The practice, which has long inflamed combatants in California’s water wars, is due to a decades-old rule designed to protect public safety. If a major winter storm comes in, reservoirs need space to catch the runoff and prevent floods.
But with advances in weather forecasting, some say this preemptive strategy is outdated. A new, “smart” flood control system could save water in years when Californians need it most.
At one of the state’s major reservoirs — Folsom Lake, east of Sacramento — the volume of water spilling from the dam has swollen eight-fold in the past few weeks, sending billions of gallons downstream, much of it into San Francisco Bay.
|Dumping water out to sea during a drought|
Early in February the reservoir reached a key threshold: 60 percent full, which is the highest water level allowed during the winter months, according to rules from the U.S. Army Corps of Engineers and the Sacramento Area Flood Control Agency.
Last year, most of the reservoir was a dry, dusty lakebed.
“What reservoir was left was confined to the old river channels before we built the dam,” says Drew Lessard of the U.S. Bureau of Reclamation, the federal agency that manages the reservoir.

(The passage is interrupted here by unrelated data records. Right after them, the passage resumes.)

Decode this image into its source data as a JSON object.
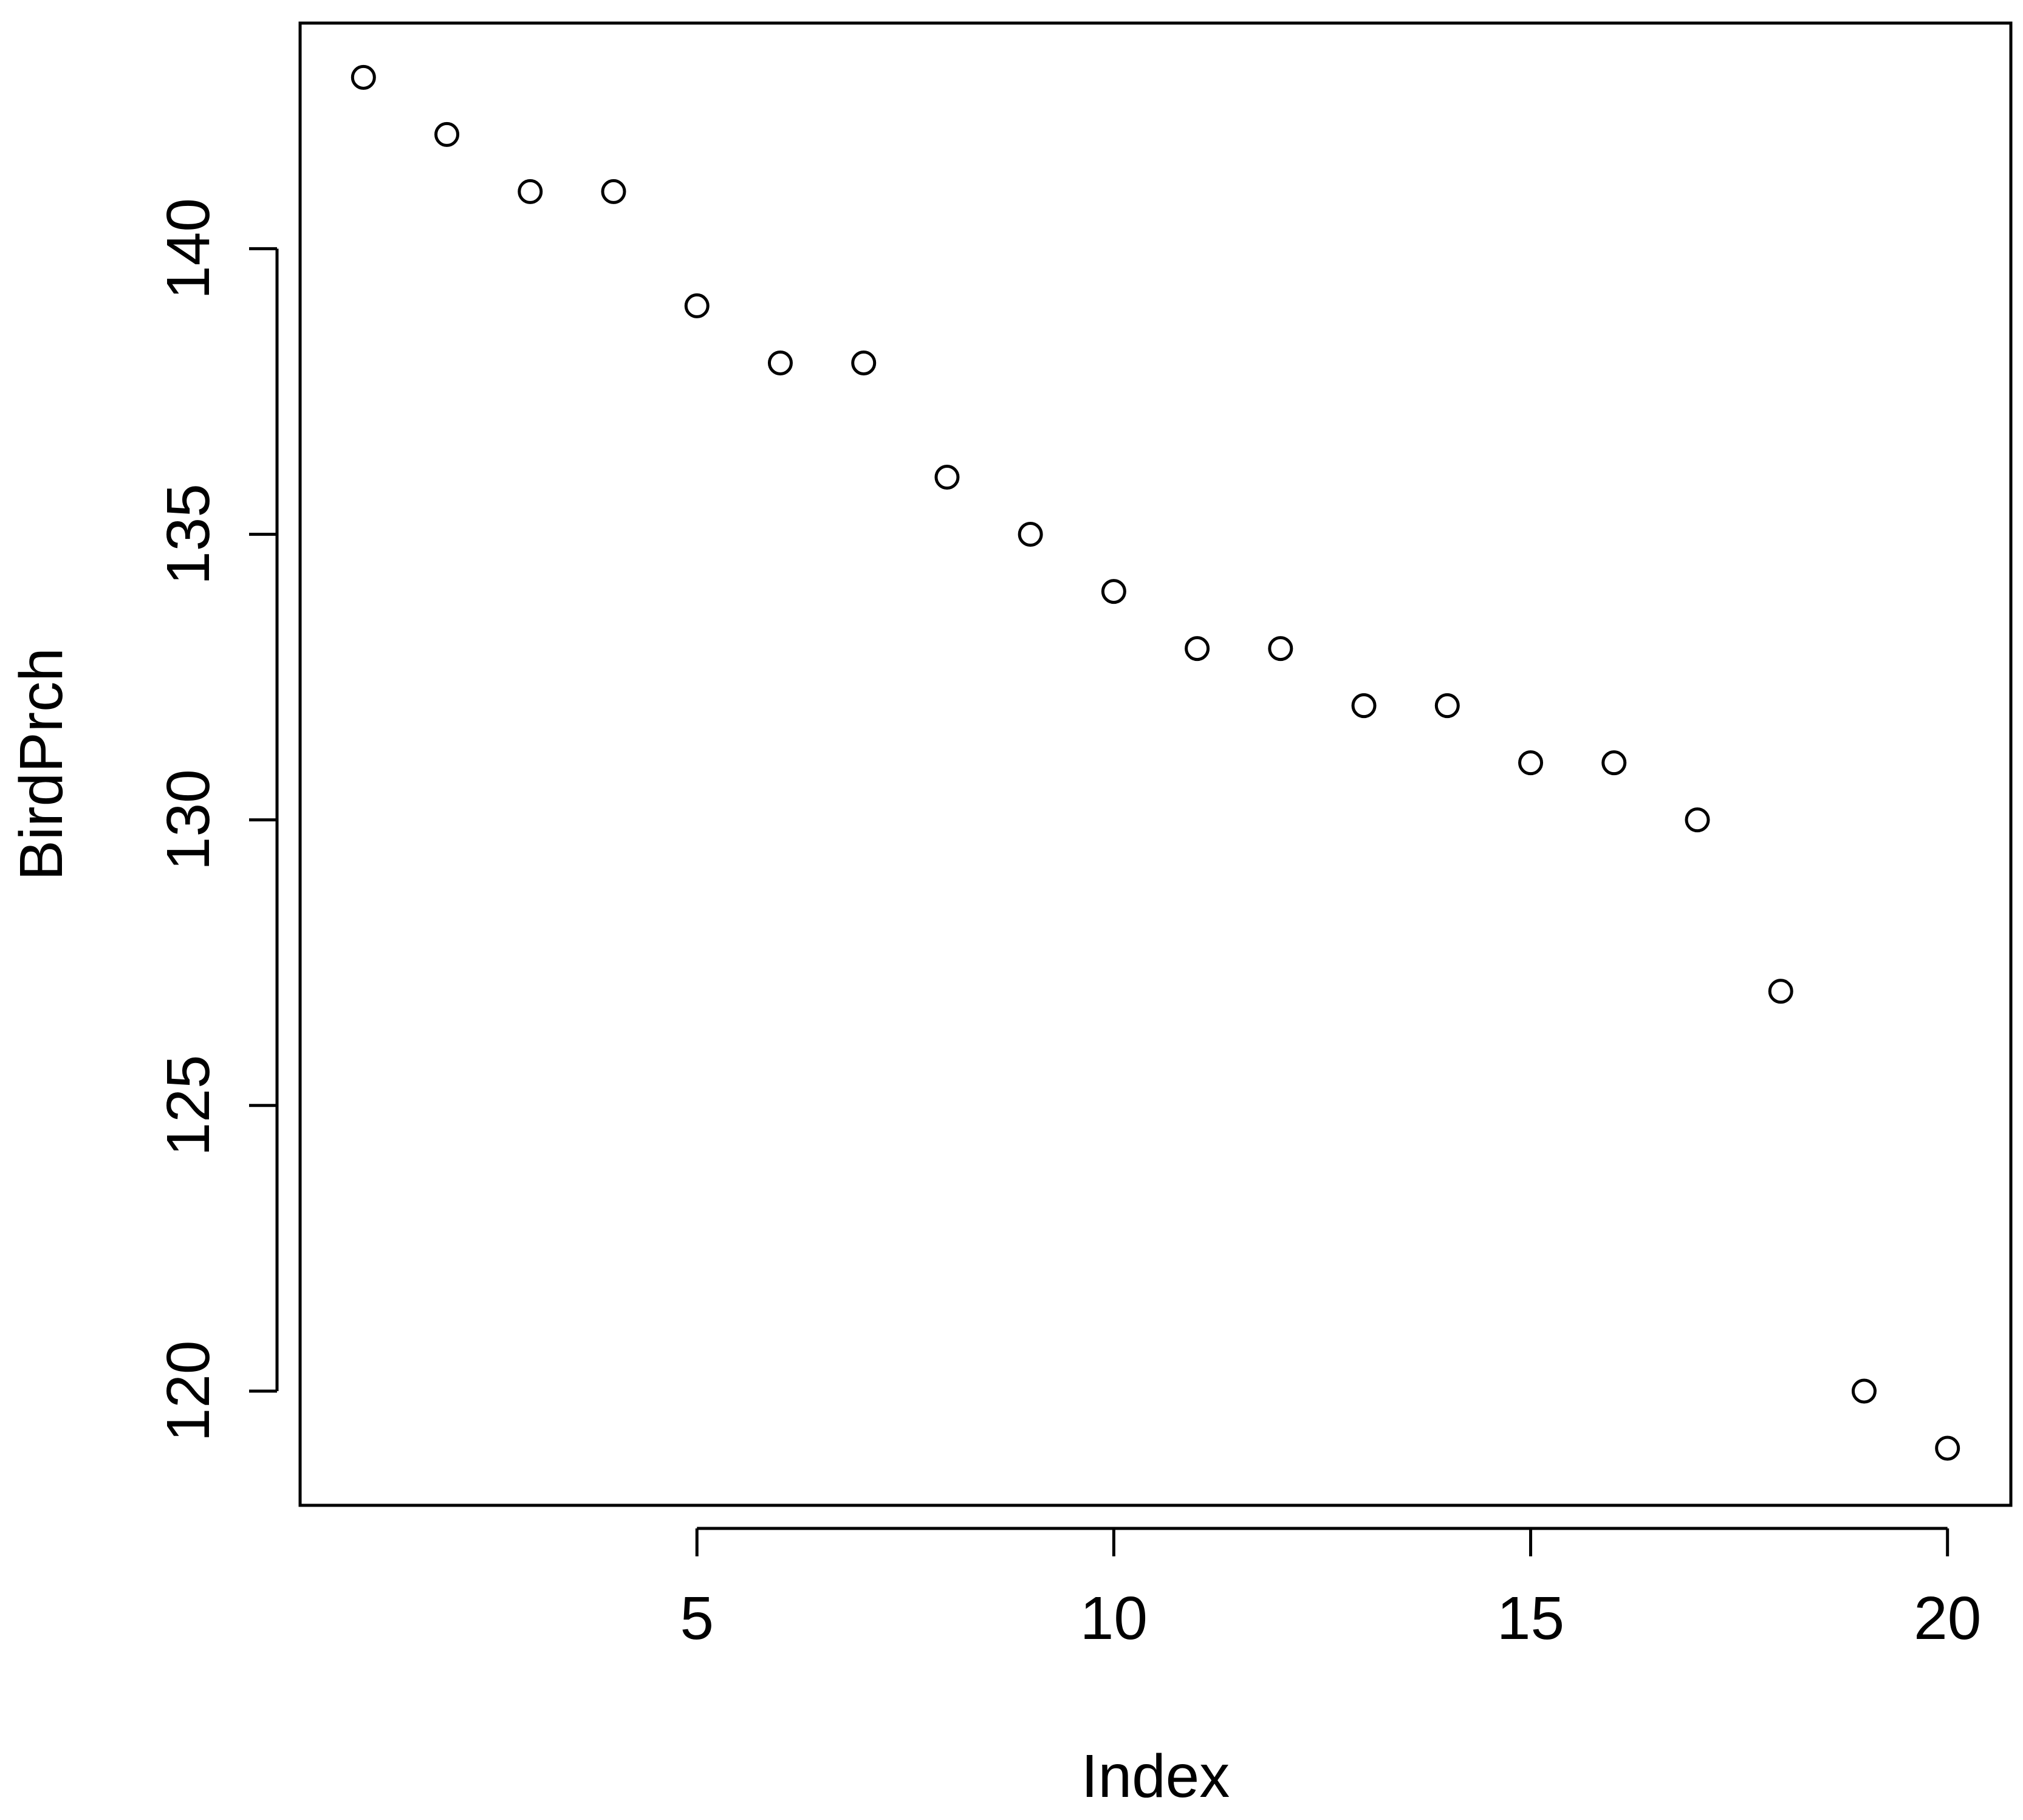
{
  "chart_data": {
    "type": "scatter",
    "title": "",
    "xlabel": "Index",
    "ylabel": "BirdPrch",
    "x": [
      1,
      2,
      3,
      4,
      5,
      6,
      7,
      8,
      9,
      10,
      11,
      12,
      13,
      14,
      15,
      16,
      17,
      18,
      19,
      20
    ],
    "y": [
      143,
      142,
      141,
      141,
      139,
      138,
      138,
      136,
      135,
      134,
      133,
      133,
      132,
      132,
      131,
      131,
      130,
      127,
      120,
      119
    ],
    "xlim": [
      0.24,
      20.76
    ],
    "ylim": [
      118,
      143.95
    ],
    "xticks": [
      5,
      10,
      15,
      20
    ],
    "yticks": [
      120,
      125,
      130,
      135,
      140
    ],
    "xtick_labels": [
      "5",
      "10",
      "15",
      "20"
    ],
    "ytick_labels": [
      "120",
      "125",
      "130",
      "135",
      "140"
    ],
    "marker": "open-circle",
    "grid": false,
    "legend": "none",
    "colors": {
      "points": "#000000",
      "axes": "#000000",
      "background": "#ffffff"
    }
  }
}
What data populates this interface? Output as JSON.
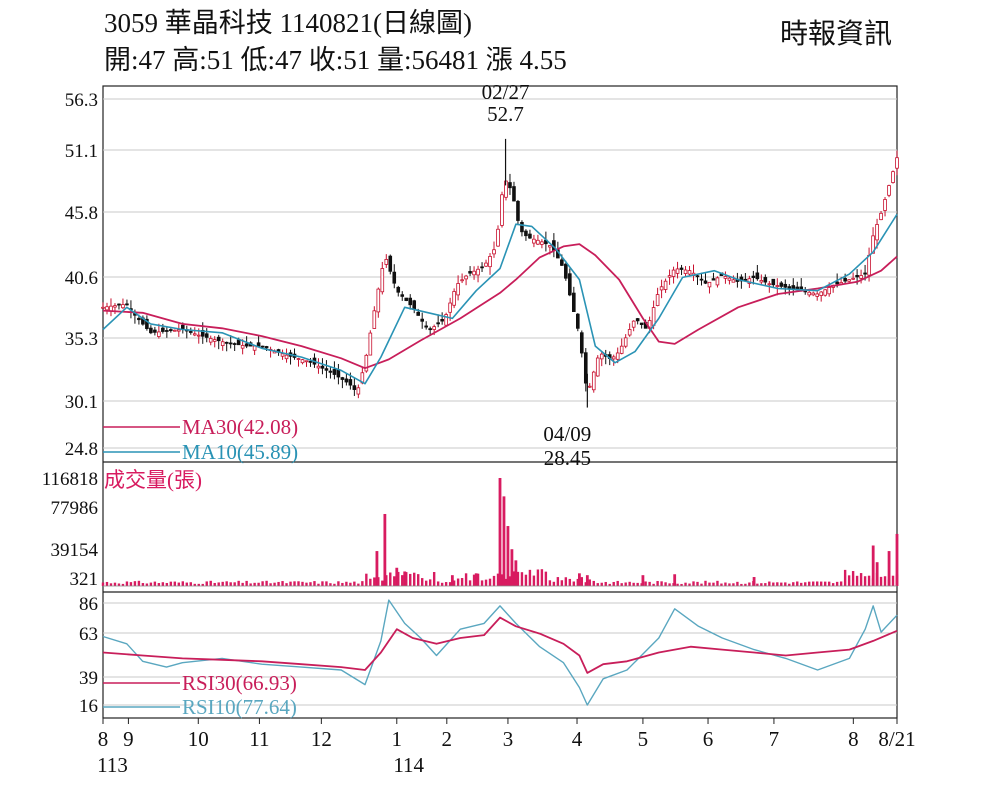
{
  "header": {
    "title": "3059  華晶科技 1140821(日線圖)",
    "ohlc": "開:47 高:51 低:47 收:51 量:56481 漲 4.55",
    "source": "時報資訊"
  },
  "colors": {
    "up": "#c8102e",
    "down": "#111111",
    "ma30": "#c81e5a",
    "ma10": "#2a93b5",
    "volume": "#d81b60",
    "rsi30": "#c81e5a",
    "rsi10": "#5aa7c0",
    "grid": "#c8c8c8"
  },
  "chart_data": [
    {
      "type": "candlestick",
      "panel": "price",
      "y_ticks": [
        "56.3",
        "51.1",
        "45.8",
        "40.6",
        "35.3",
        "30.1",
        "24.8"
      ],
      "ylim": [
        24.8,
        56.3
      ],
      "grid": true,
      "x_month_ticks": [
        {
          "label": "8",
          "t": 0
        },
        {
          "label": "9",
          "t": 0.032
        },
        {
          "label": "10",
          "t": 0.12
        },
        {
          "label": "11",
          "t": 0.197
        },
        {
          "label": "12",
          "t": 0.275
        },
        {
          "label": "1",
          "t": 0.37
        },
        {
          "label": "2",
          "t": 0.433
        },
        {
          "label": "3",
          "t": 0.51
        },
        {
          "label": "4",
          "t": 0.597
        },
        {
          "label": "5",
          "t": 0.68
        },
        {
          "label": "6",
          "t": 0.762
        },
        {
          "label": "7",
          "t": 0.845
        },
        {
          "label": "8",
          "t": 0.945
        },
        {
          "label": "8/21",
          "t": 1.0
        }
      ],
      "x_year_labels": [
        {
          "label": "113",
          "t": 0.012
        },
        {
          "label": "114",
          "t": 0.385
        }
      ],
      "price_path": [
        [
          0.0,
          37.5
        ],
        [
          0.03,
          37.8
        ],
        [
          0.04,
          36.8
        ],
        [
          0.06,
          35.2
        ],
        [
          0.1,
          35.5
        ],
        [
          0.12,
          35.0
        ],
        [
          0.15,
          34.4
        ],
        [
          0.18,
          34.0
        ],
        [
          0.2,
          34.0
        ],
        [
          0.23,
          33.2
        ],
        [
          0.26,
          32.6
        ],
        [
          0.29,
          31.5
        ],
        [
          0.31,
          30.6
        ],
        [
          0.32,
          29.8
        ],
        [
          0.33,
          32.5
        ],
        [
          0.345,
          38.5
        ],
        [
          0.355,
          42.2
        ],
        [
          0.37,
          39.0
        ],
        [
          0.39,
          37.5
        ],
        [
          0.41,
          35.4
        ],
        [
          0.43,
          36.4
        ],
        [
          0.445,
          39.5
        ],
        [
          0.46,
          40.5
        ],
        [
          0.48,
          41.2
        ],
        [
          0.495,
          43.0
        ],
        [
          0.505,
          49.2
        ],
        [
          0.515,
          48.0
        ],
        [
          0.525,
          44.5
        ],
        [
          0.535,
          43.8
        ],
        [
          0.55,
          43.5
        ],
        [
          0.565,
          43.0
        ],
        [
          0.58,
          41.0
        ],
        [
          0.59,
          38.0
        ],
        [
          0.6,
          35.0
        ],
        [
          0.61,
          29.6
        ],
        [
          0.625,
          33.4
        ],
        [
          0.64,
          32.8
        ],
        [
          0.65,
          33.5
        ],
        [
          0.67,
          36.5
        ],
        [
          0.685,
          35.5
        ],
        [
          0.7,
          39.0
        ],
        [
          0.72,
          41.0
        ],
        [
          0.74,
          40.8
        ],
        [
          0.76,
          39.6
        ],
        [
          0.78,
          40.4
        ],
        [
          0.8,
          39.8
        ],
        [
          0.82,
          40.2
        ],
        [
          0.84,
          39.6
        ],
        [
          0.86,
          39.3
        ],
        [
          0.88,
          39.0
        ],
        [
          0.9,
          38.7
        ],
        [
          0.92,
          39.5
        ],
        [
          0.94,
          40.0
        ],
        [
          0.96,
          40.5
        ],
        [
          0.97,
          44.0
        ],
        [
          0.98,
          46.0
        ],
        [
          0.99,
          48.5
        ],
        [
          1.0,
          51.0
        ]
      ],
      "ma30": [
        [
          0.0,
          37.2
        ],
        [
          0.05,
          37.0
        ],
        [
          0.1,
          36.0
        ],
        [
          0.15,
          35.6
        ],
        [
          0.2,
          34.9
        ],
        [
          0.25,
          34.0
        ],
        [
          0.3,
          32.9
        ],
        [
          0.33,
          32.0
        ],
        [
          0.36,
          32.8
        ],
        [
          0.4,
          34.5
        ],
        [
          0.45,
          36.5
        ],
        [
          0.5,
          38.8
        ],
        [
          0.52,
          40.0
        ],
        [
          0.55,
          42.0
        ],
        [
          0.58,
          43.0
        ],
        [
          0.6,
          43.2
        ],
        [
          0.62,
          42.2
        ],
        [
          0.65,
          40.0
        ],
        [
          0.68,
          36.5
        ],
        [
          0.7,
          34.4
        ],
        [
          0.72,
          34.2
        ],
        [
          0.75,
          35.5
        ],
        [
          0.8,
          37.5
        ],
        [
          0.85,
          38.7
        ],
        [
          0.9,
          39.2
        ],
        [
          0.95,
          39.8
        ],
        [
          0.98,
          40.8
        ],
        [
          1.0,
          42.08
        ]
      ],
      "ma10": [
        [
          0.0,
          35.5
        ],
        [
          0.03,
          37.5
        ],
        [
          0.06,
          36.0
        ],
        [
          0.1,
          35.5
        ],
        [
          0.15,
          35.2
        ],
        [
          0.2,
          33.8
        ],
        [
          0.25,
          33.0
        ],
        [
          0.3,
          31.8
        ],
        [
          0.33,
          30.6
        ],
        [
          0.35,
          33.0
        ],
        [
          0.38,
          37.5
        ],
        [
          0.41,
          37.0
        ],
        [
          0.44,
          36.5
        ],
        [
          0.47,
          39.0
        ],
        [
          0.5,
          41.0
        ],
        [
          0.52,
          45.0
        ],
        [
          0.54,
          44.8
        ],
        [
          0.57,
          42.8
        ],
        [
          0.6,
          40.0
        ],
        [
          0.62,
          34.0
        ],
        [
          0.645,
          32.5
        ],
        [
          0.67,
          33.5
        ],
        [
          0.7,
          36.5
        ],
        [
          0.73,
          40.2
        ],
        [
          0.77,
          40.8
        ],
        [
          0.8,
          40.0
        ],
        [
          0.85,
          39.2
        ],
        [
          0.9,
          39.0
        ],
        [
          0.94,
          40.5
        ],
        [
          0.97,
          42.5
        ],
        [
          1.0,
          45.89
        ]
      ],
      "annotations": [
        {
          "label": "02/27",
          "value": "52.7",
          "position": "top",
          "t": 0.507
        },
        {
          "label": "04/09",
          "value": "28.45",
          "position": "bottom",
          "t": 0.61
        }
      ],
      "legend": [
        {
          "name": "MA30(42.08)",
          "color": "#c81e5a"
        },
        {
          "name": "MA10(45.89)",
          "color": "#2a93b5"
        }
      ]
    },
    {
      "type": "bar",
      "panel": "volume",
      "title": "成交量(張)",
      "y_ticks": [
        "116818",
        "77986",
        "39154",
        "321"
      ],
      "ylim": [
        321,
        116818
      ],
      "spikes": [
        [
          0.345,
          38000
        ],
        [
          0.355,
          78000
        ],
        [
          0.37,
          20000
        ],
        [
          0.38,
          16000
        ],
        [
          0.44,
          12000
        ],
        [
          0.47,
          14000
        ],
        [
          0.5,
          116818
        ],
        [
          0.505,
          97000
        ],
        [
          0.51,
          65000
        ],
        [
          0.515,
          40000
        ],
        [
          0.52,
          28000
        ],
        [
          0.6,
          14000
        ],
        [
          0.61,
          12000
        ],
        [
          0.68,
          12000
        ],
        [
          0.72,
          13000
        ],
        [
          0.82,
          10000
        ],
        [
          0.97,
          44000
        ],
        [
          0.975,
          26000
        ],
        [
          0.99,
          38000
        ],
        [
          1.0,
          56481
        ]
      ]
    },
    {
      "type": "line",
      "panel": "rsi",
      "y_ticks": [
        "86",
        "63",
        "39",
        "16"
      ],
      "ylim": [
        16,
        86
      ],
      "rsi30": [
        [
          0.0,
          52
        ],
        [
          0.05,
          50
        ],
        [
          0.1,
          48
        ],
        [
          0.15,
          47
        ],
        [
          0.2,
          46
        ],
        [
          0.25,
          44
        ],
        [
          0.3,
          42
        ],
        [
          0.33,
          40
        ],
        [
          0.35,
          52
        ],
        [
          0.37,
          68
        ],
        [
          0.39,
          62
        ],
        [
          0.42,
          58
        ],
        [
          0.45,
          62
        ],
        [
          0.48,
          64
        ],
        [
          0.5,
          76
        ],
        [
          0.52,
          70
        ],
        [
          0.55,
          65
        ],
        [
          0.58,
          58
        ],
        [
          0.6,
          50
        ],
        [
          0.61,
          38
        ],
        [
          0.63,
          44
        ],
        [
          0.66,
          46
        ],
        [
          0.7,
          52
        ],
        [
          0.74,
          56
        ],
        [
          0.78,
          54
        ],
        [
          0.82,
          52
        ],
        [
          0.86,
          50
        ],
        [
          0.9,
          52
        ],
        [
          0.94,
          54
        ],
        [
          0.97,
          60
        ],
        [
          1.0,
          66.93
        ]
      ],
      "rsi10": [
        [
          0.0,
          63
        ],
        [
          0.03,
          58
        ],
        [
          0.05,
          46
        ],
        [
          0.08,
          42
        ],
        [
          0.1,
          45
        ],
        [
          0.15,
          48
        ],
        [
          0.2,
          44
        ],
        [
          0.25,
          42
        ],
        [
          0.3,
          40
        ],
        [
          0.33,
          30
        ],
        [
          0.35,
          60
        ],
        [
          0.36,
          88
        ],
        [
          0.38,
          72
        ],
        [
          0.4,
          62
        ],
        [
          0.42,
          50
        ],
        [
          0.45,
          68
        ],
        [
          0.48,
          72
        ],
        [
          0.5,
          84
        ],
        [
          0.52,
          72
        ],
        [
          0.55,
          56
        ],
        [
          0.58,
          45
        ],
        [
          0.6,
          28
        ],
        [
          0.61,
          16
        ],
        [
          0.63,
          34
        ],
        [
          0.66,
          40
        ],
        [
          0.7,
          62
        ],
        [
          0.72,
          82
        ],
        [
          0.75,
          70
        ],
        [
          0.78,
          62
        ],
        [
          0.82,
          54
        ],
        [
          0.86,
          48
        ],
        [
          0.9,
          40
        ],
        [
          0.94,
          48
        ],
        [
          0.96,
          68
        ],
        [
          0.97,
          84
        ],
        [
          0.98,
          66
        ],
        [
          1.0,
          77.64
        ]
      ],
      "legend": [
        {
          "name": "RSI30(66.93)",
          "color": "#c81e5a"
        },
        {
          "name": "RSI10(77.64)",
          "color": "#5aa7c0"
        }
      ]
    }
  ]
}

Just an average-size winter storm can send huge volumes of water down the American River into Folsom Reservoir, boosting the lake by 10 percent or more. A major storm can produce dramatically more than that.
Sitting 40 percent empty allows the reservoir to act as a buffer against floods, gulping the runoff without overflowing. In years where the upstream reservoirs are fuller, Folsom Reservoir is required to remain 60 percent empty.